黄天霸忙接过一看,却是个木质印章,已被毁了一半以上,便问道:「你不是说你不识字吗?这是谁帮你刻的?」
郭大勇怔忡片刻,突然大声道:「我刻的,我自个儿刻的,不好意思……」
见这模样也明白郭大勇想瞒着些什幺,黄天霸眼珠一转,于是便若无其事道:「那你真不简单,丘七他只是交给你一小小颗的羊脂白玉印,你就能照着刻下来?」
「那有的事!」郭大勇一副当他在说笑的模样:「开玩笑!七哥那里交给我什幺羊脂白玉印,没有!他是给了我一个图。」却丝毫不觉自己已被黄天霸套出话来,泄了丘七的底。
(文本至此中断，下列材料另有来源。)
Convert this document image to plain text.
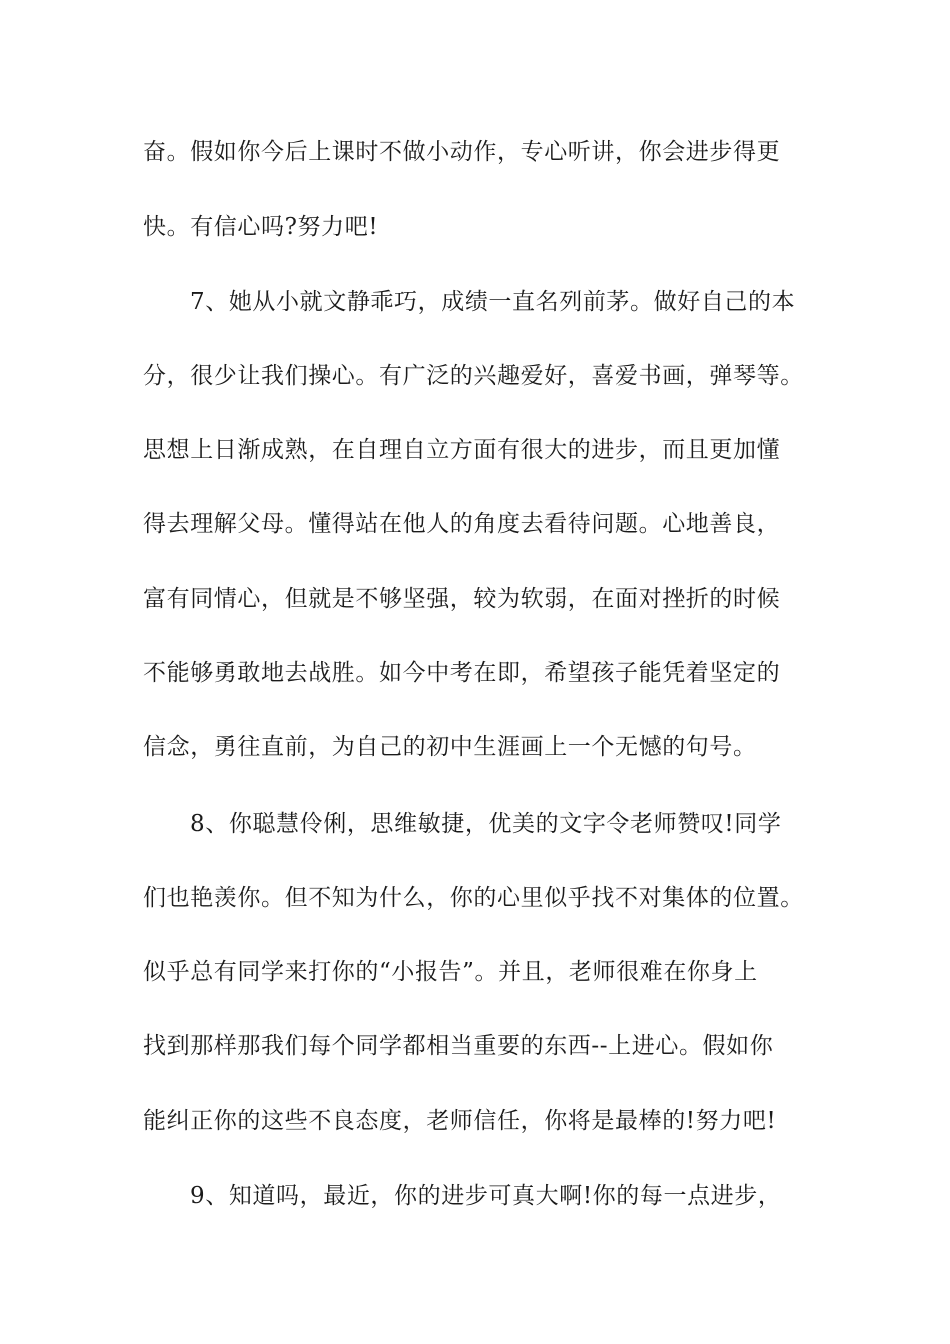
奋。假如你今后上课时不做小动作，专心听讲，你会进步得更
快。有信心吗?努力吧!
7、她从小就文静乖巧，成绩一直名列前茅。做好自己的本
分，很少让我们操心。有广泛的兴趣爱好，喜爱书画，弹琴等。
思想上日渐成熟，在自理自立方面有很大的进步，而且更加懂
得去理解父母。懂得站在他人的角度去看待问题。心地善良，
富有同情心，但就是不够坚强，较为软弱，在面对挫折的时候
不能够勇敢地去战胜。如今中考在即，希望孩子能凭着坚定的
信念，勇往直前，为自己的初中生涯画上一个无憾的句号。
8、你聪慧伶俐，思维敏捷，优美的文字令老师赞叹!同学
们也艳羡你。但不知为什么，你的心里似乎找不对集体的位置。
似乎总有同学来打你的“小报告”。并且，老师很难在你身上
找到那样那我们每个同学都相当重要的东西--上进心。假如你
能纠正你的这些不良态度，老师信任，你将是最棒的!努力吧!
9、知道吗，最近，你的进步可真大啊!你的每一点进步，
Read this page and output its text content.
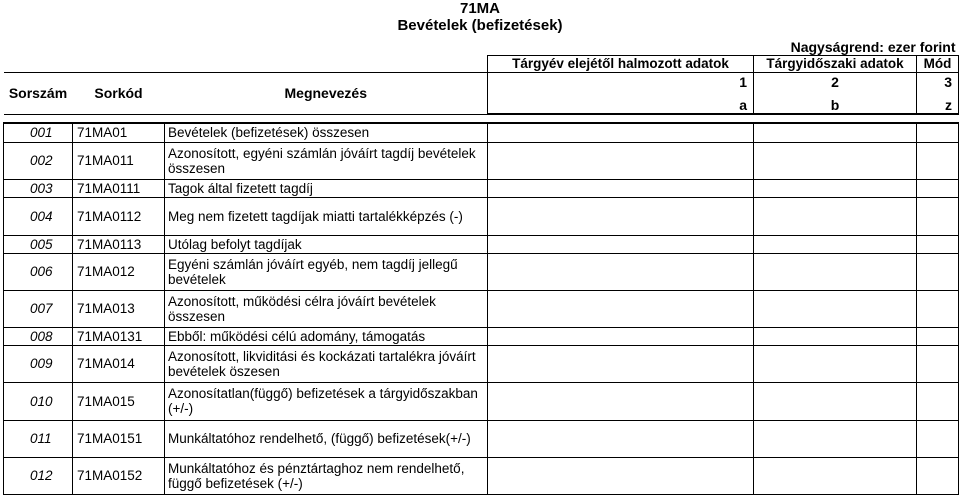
71MA
Bevételek (befizetések)
Nagyságrend: ezer forint					
			Tárgyév elejétől halmozott adatok	Tárgyidőszaki adatok	Mód
Sorszám	Sorkód	Megnevezés	1	2	3

			a	b	z

001	71MA01	Bevételek (befizetések) összesen			
002	71MA011	Azonosított, egyéni számlán jóváírt tagdíj bevételek összesen			
003	71MA0111	Tagok által fizetett tagdíj			
004	71MA0112	Meg nem fizetett tagdíjak miatti tartalékképzés (-)			
005	71MA0113	Utólag befolyt tagdíjak			
006	71MA012	Egyéni számlán jóváírt egyéb, nem tagdíj jellegű bevételek			
007	71MA013	Azonosított, működési célra jóváírt bevételek összesen			
008	71MA0131	Ebből: működési célú adomány, támogatás			
009	71MA014	Azonosított, likviditási és kockázati tartalékra jóváírt bevételek öszesen			
010	71MA015	Azonosítatlan(függő) befizetések a tárgyidőszakban (+/-)			
011	71MA0151	Munkáltatóhoz rendelhető, (függő) befizetések(+/-)			
012	71MA0152	Munkáltatóhoz és pénztártaghoz nem rendelhető, függő befizetések (+/-)			
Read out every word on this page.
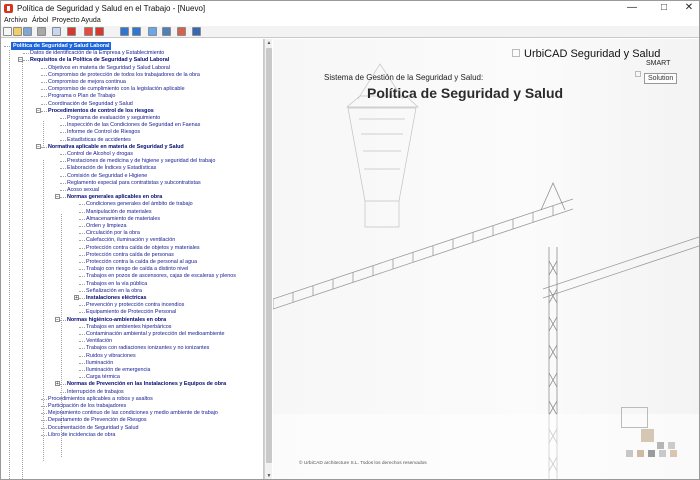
Política de Seguridad y Salud en el Trabajo - [Nuevo]	—	□	✕
Archivo Árbol Proyecto Ayuda
Política de Seguridad y Salud Laboral
Datos de identificación de la Empresa y Establecimiento
Requisitos de la Política de Seguridad y Salud Laboral
−
Objetivos en materia de Seguridad y Salud Laboral
Compromiso de protección de todos los trabajadores de la obra
Compromiso de mejora continua
Compromiso de cumplimiento con la legislación aplicable
Programa o Plan de Trabajo
Coordinación de Seguridad y Salud
Procedimientos de control de los riesgos
−
Programa de evaluación y seguimiento
Inspección de las Condiciones de Seguridad en Faenas
Informe de Control de Riesgos
Estadísticas de accidentes
Normativa aplicable en materia de Seguridad y Salud
−
Control de Alcohol y drogas
Prestaciones de medicina y de higiene y seguridad del trabajo
Elaboración de Índices y Estadísticas
Comisión de Seguridad e Higiene
Reglamento especial para contratistas y subcontratistas
Acoso sexual
Normas generales aplicables en obra
−
Condiciones generales del ámbito de trabajo
Manipulación de materiales
Almacenamiento de materiales
Orden y limpieza
Circulación por la obra
Calefacción, iluminación y ventilación
Protección contra caída de objetos y materiales
Protección contra caída de personas
Protección contra la caída de personal al agua
Trabajo con riesgo de caída a distinto nivel
Trabajos en pozos de ascensores, cajas de escaleras y plenos
Trabajos en la vía pública
Señalización en la obra
Instalaciones eléctricas
+
Prevención y protección contra incendios
Equipamiento de Protección Personal
Normas higiénico-ambientales en obra
−
Trabajos en ambientes hiperbáricos
Contaminación ambiental y protección del medioambiente
Ventilación
Trabajos con radiaciones ionizantes y no ionizantes
Ruidos y vibraciones
Iluminación
Iluminación de emergencia
Carga térmica
Normas de Prevención en las Instalaciones y Equipos de obra
+
Interrupción de trabajos
Procedimientos aplicables a robos y asaltos
Participación de los trabajadores
Mejoramiento continuo de las condiciones y medio ambiente de trabajo
Departamento de Prevención de Riesgos
Documentación de Seguridad y Salud
Libro de incidencias de obra
▲
▼
UrbiCAD Seguridad y Salud
SMART
Solution
Sistema de Gestión de la Seguridad y Salud:
Política de Seguridad y Salud
© UrbiCAD architecture S.L. Todos los derechos reservados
黄天霸跟着陪笑点头,脑袋却转得飞快:羊脂白玉印很明显绝对在丘七手上,否则郭大勇绝不可能有皇印图纸去刻印出来,这颗木印和郭大勇之言只会更加深丘七的嫌疑,此事万一让施不全知晓,岂不……
忙找了个借口离开郭大勇房间,黄天霸回头找施不全时却停住了脚步,施不全虽然值得信任,但他无论如何也不能拿丘七的性命去冒险。沉吟片刻后黄天霸打开房门,施不全早已等待多时:「结果如何?」
黄天霸微微迟疑,还是决定隐瞒:「依我之见,他们好象没有涉案。」
施不全抬头扫他一眼看他半晌,却也没说话,只是点头不作声……黄天霸心知肚明施不全不会信他这番话,他必须赶紧想个万全的法子问出康熙和皇印下落,也得同时保全丘七让他不被官府抓到才行!